Extended Data Fig. 10. Ablating NPY from sympathetic neurons using Th^Cre;Npy^flox/flox mice does not affect NPY levels in VTA, hypothalamus or plasma, and ablating NPY from the hindbrain does not affect body weight, BAT weight or thermogenesis.

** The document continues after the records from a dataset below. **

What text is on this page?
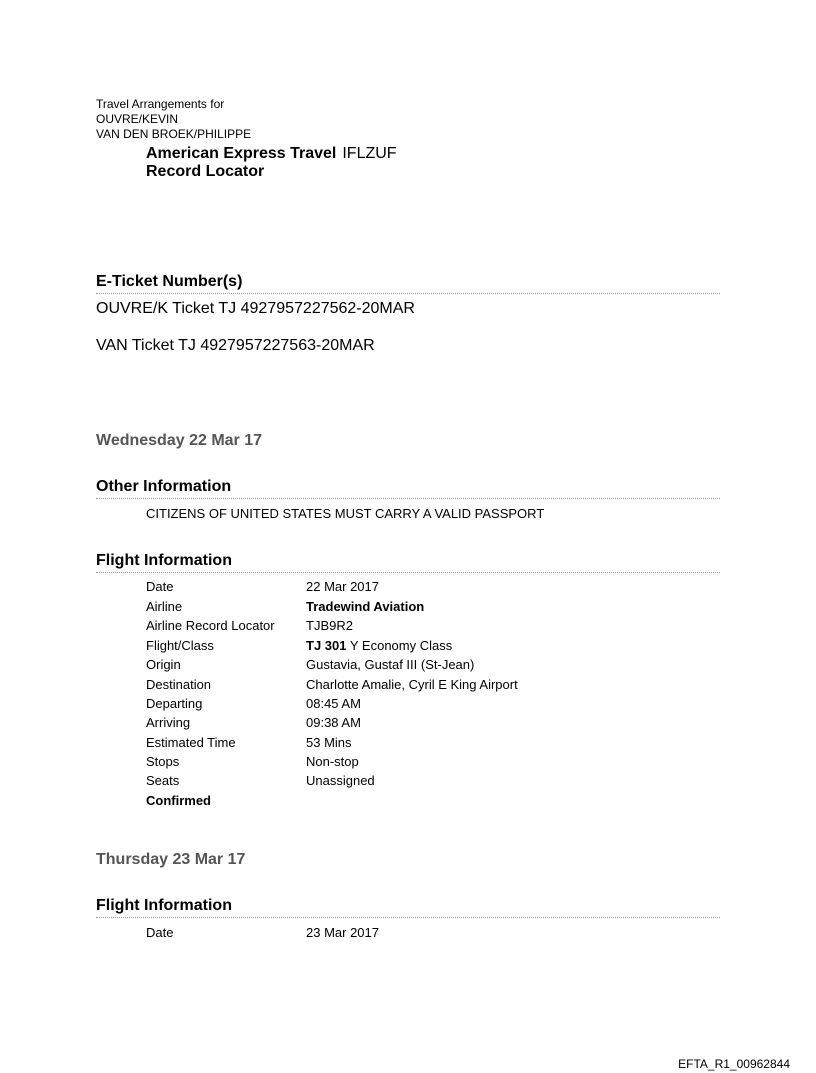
Travel Arrangements for
OUVRE/KEVIN
VAN DEN BROEK/PHILIPPE
American Express Travel IFLZUF
Record Locator
E-Ticket Number(s)
OUVRE/K Ticket TJ 4927957227562-20MAR
VAN Ticket TJ 4927957227563-20MAR
Wednesday 22 Mar 17
Other Information
CITIZENS OF UNITED STATES MUST CARRY A VALID PASSPORT
Flight Information
Date	22 Mar 2017
Airline	Tradewind Aviation
Airline Record Locator TJB9R2
Flight/Class	TJ 301 Y Economy Class
Origin	Gustavia, Gustaf III (St-Jean)
Destination	Charlotte Amalie, Cyril E King Airport
Departing	08:45 AM
Arriving	09:38 AM
Estimated Time	53 Mins
Stops	Non-stop
Seats	Unassigned
Confirmed
Thursday 23 Mar 17
Flight Information
Date	23 Mar 2017
EFTA_R1_00962844
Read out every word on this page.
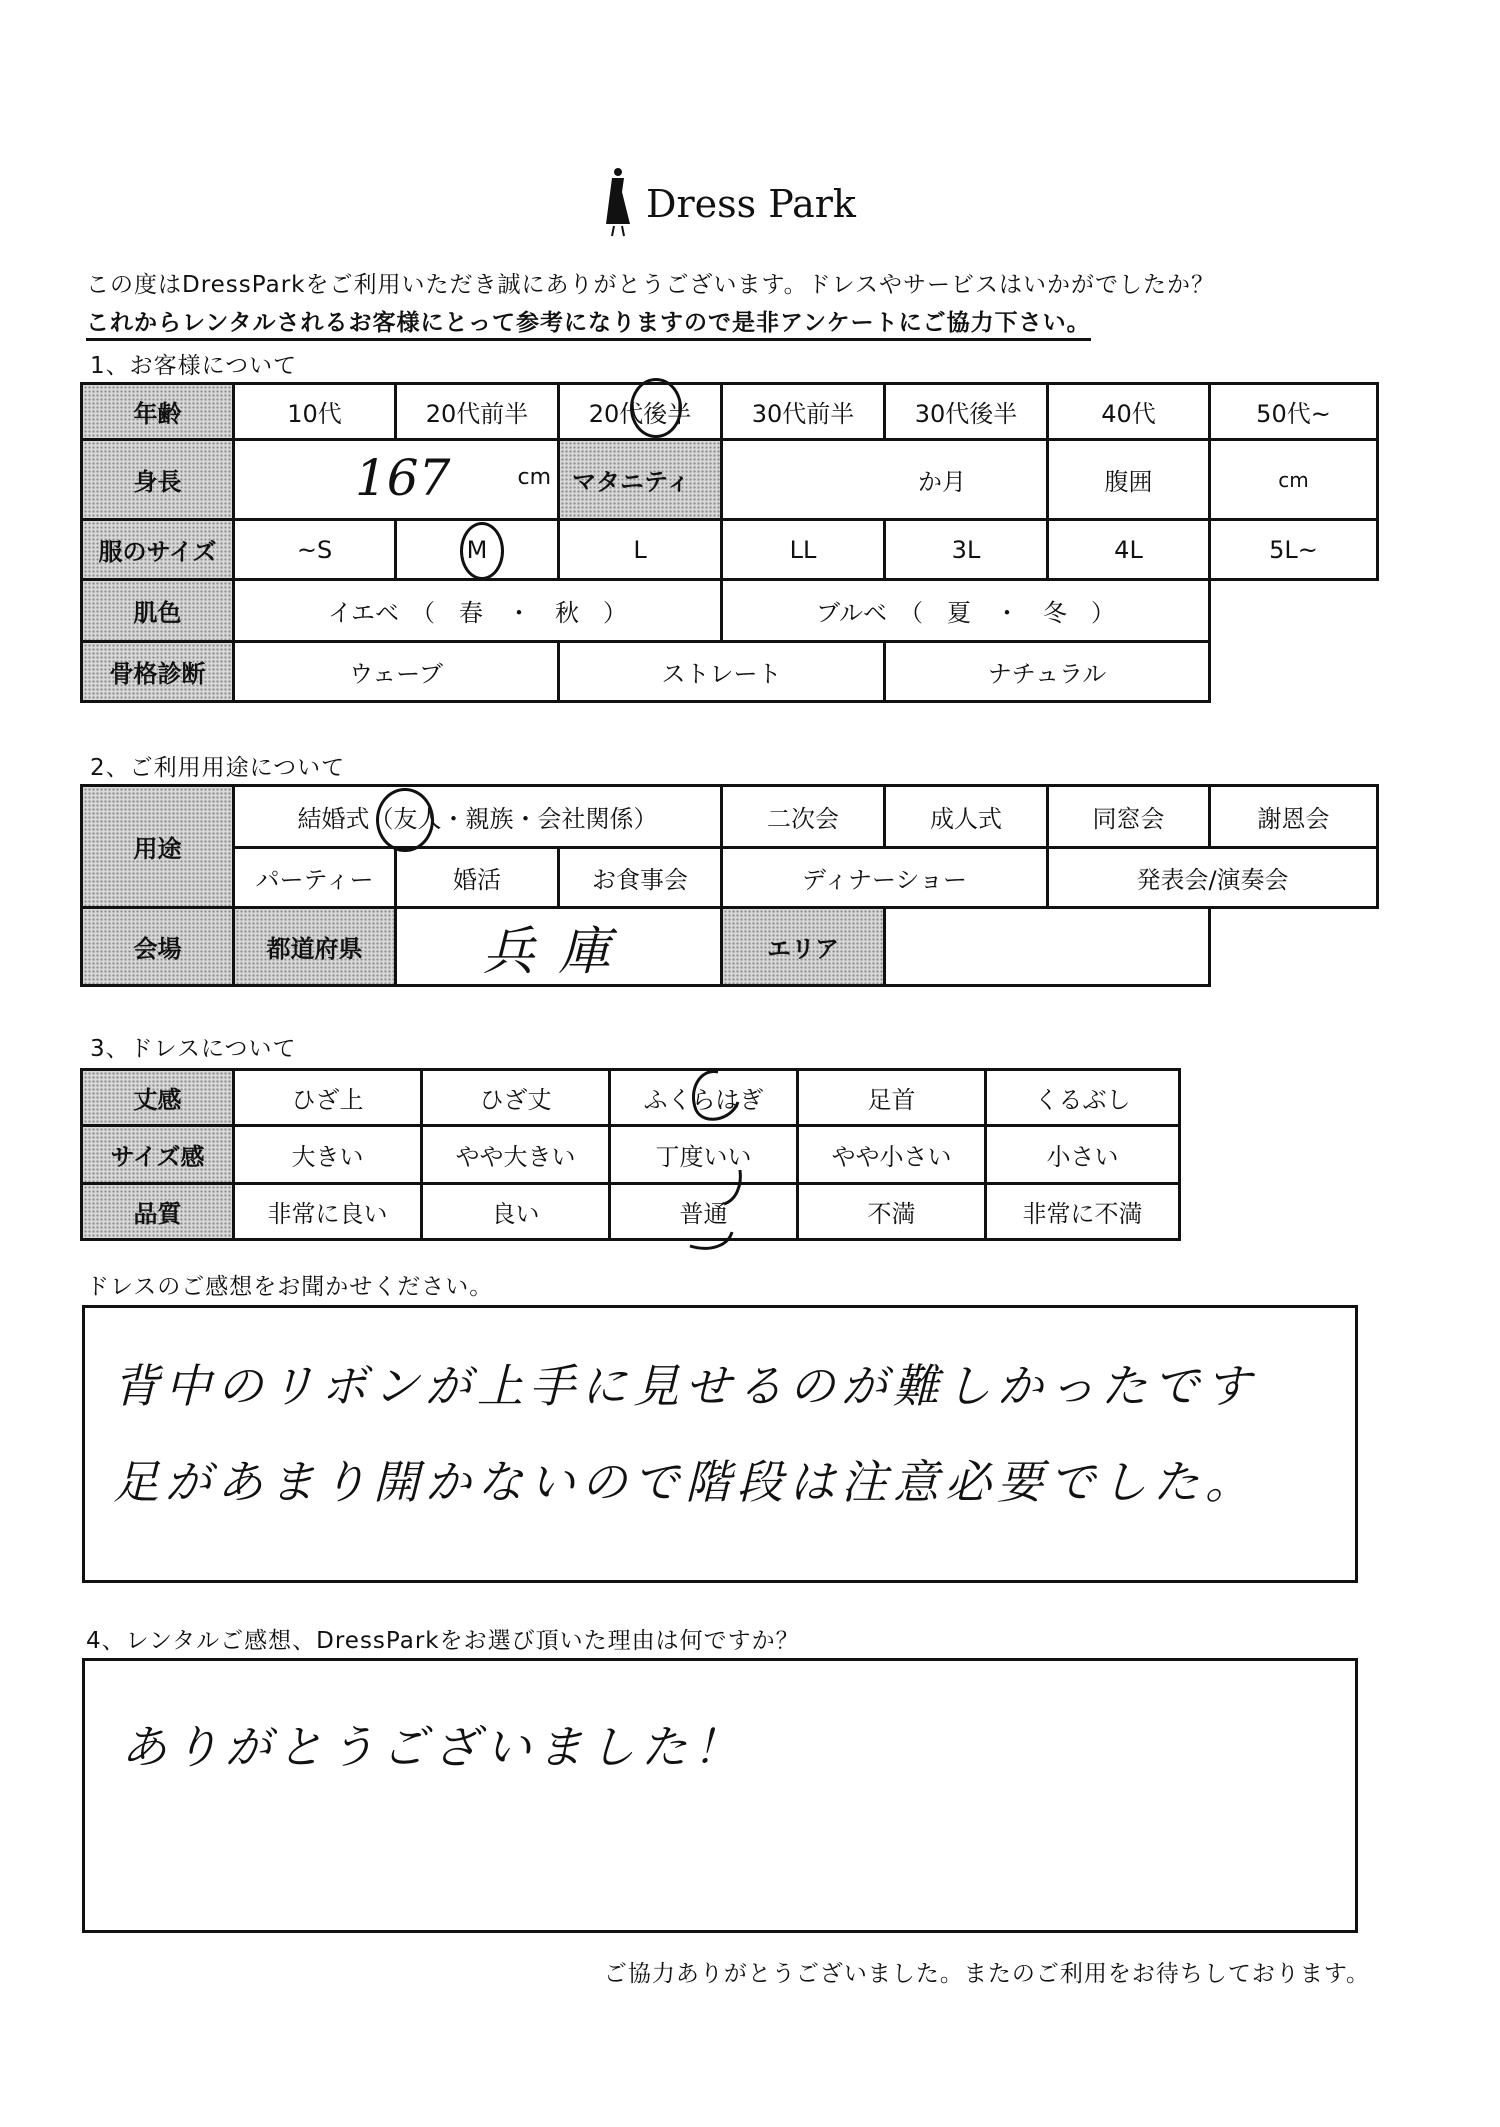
Dress Park
この度はDressParkをご利用いただき誠にありがとうございます。ドレスやサービスはいかがでしたか？
これからレンタルされるお客様にとって参考になりますので是非アンケートにご協力下さい。
1、お客様について
年齢	10代	20代前半	20代後半	30代前半	30代後半	40代	50代~
身長	167 cm		マタニティ	か月		腹囲	cm
服のサイズ	~S	M	L	LL	3L	4L	5L~
肌色	イエベ　（　春　・　秋　）			ブルベ　（　夏　・　冬　）			
骨格診断	ウェーブ		ストレート		ナチュラル		
2、ご利用用途について
用途	結婚式（友人・親族・会社関係）			二次会	成人式	同窓会	謝恩会
	パーティー	婚活	お食事会	ディナーショー		発表会/演奏会	
会場	都道府県	兵庫		エリア			
3、ドレスについて
丈感	ひざ上	ひざ丈	ふくらはぎ	足首	くるぶし
サイズ感	大きい	やや大きい	丁度いい	やや小さい	小さい
品質	非常に良い	良い	普通	不満	非常に不満
ドレスのご感想をお聞かせください。
背中のリボンが上手に見せるのが難しかったです
足があまり開かないので階段は注意必要でした。
4、レンタルご感想、DressParkをお選び頂いた理由は何ですか？
ありがとうございました！
ご協力ありがとうございました。またのご利用をお待ちしております。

(a,c) Confocal image showing a slice of (a) ventral tegmental area (VTA, Scale bar = 500 μm) and (c) arcuate nucleus (Arc, Scale bar = 200 μm) of the hypothalamus of an 8-week-old NPY-GFP male mouse stained with anti-TH (red), anti-GFP (green), and DAPI (blue). (b,d) Quantification of TH/NPY-GFP overlap in (b) VTA and (d) hypothalamus (n = 3 mice). (e) The expression of Npy, Th, and Cre in the hypothalamus of 12-week-old Th^Cre;Npy^flox/flox mice and Npy^flox/flox male mice (n = 3). (f) NPY concentration in the blood plasma of 12-week-old Th^Cre;Npy^flox/flox and Npy^flox/flox male mice (n = 6&5). (g) Schematic of knocking out NPY in the hindbrain by AAV injection. (h) Schematic of metabolic phenotyping of mice with NPY knocked out from the hindbrain (Hindbrain: Npy^flox/flox; AAV-CRE-GFP) and WT (Npy^flox/flox; AAV-GFP) mice. (i) Confocal images of the sliced hindbrain of Hindbrain: Npy^flox/flox; AAV-CRE-GFP and WT mice stained with anti-NPY (magenta). Scale bar = 100 μm. (j) Weekly body weight of ND-treated male Hindbrain: Npy^flox/flox; AAV-CRE-GFP and WT mice (n = 7). (k) iBAT weight of 14-week-old ND-treated male Hindbrain: Npy^flox/flox; AAV-CRE-GFP and WT mice (n = 7). (l) iBAT temperature change after a 14-hour fast (n = 7). (m) The expression levels of thermogenic and adipogenic genes in the iBAT of RT-housed ND-treated male Hindbrain: Npy^flox/flox; AAV-CRE-GFP and WT mice (n = 5). For a,c,i, representative images are shown from 3 experiments. All values are expressed as mean ± SEM. Hprt was used as the reference gene for qPCR.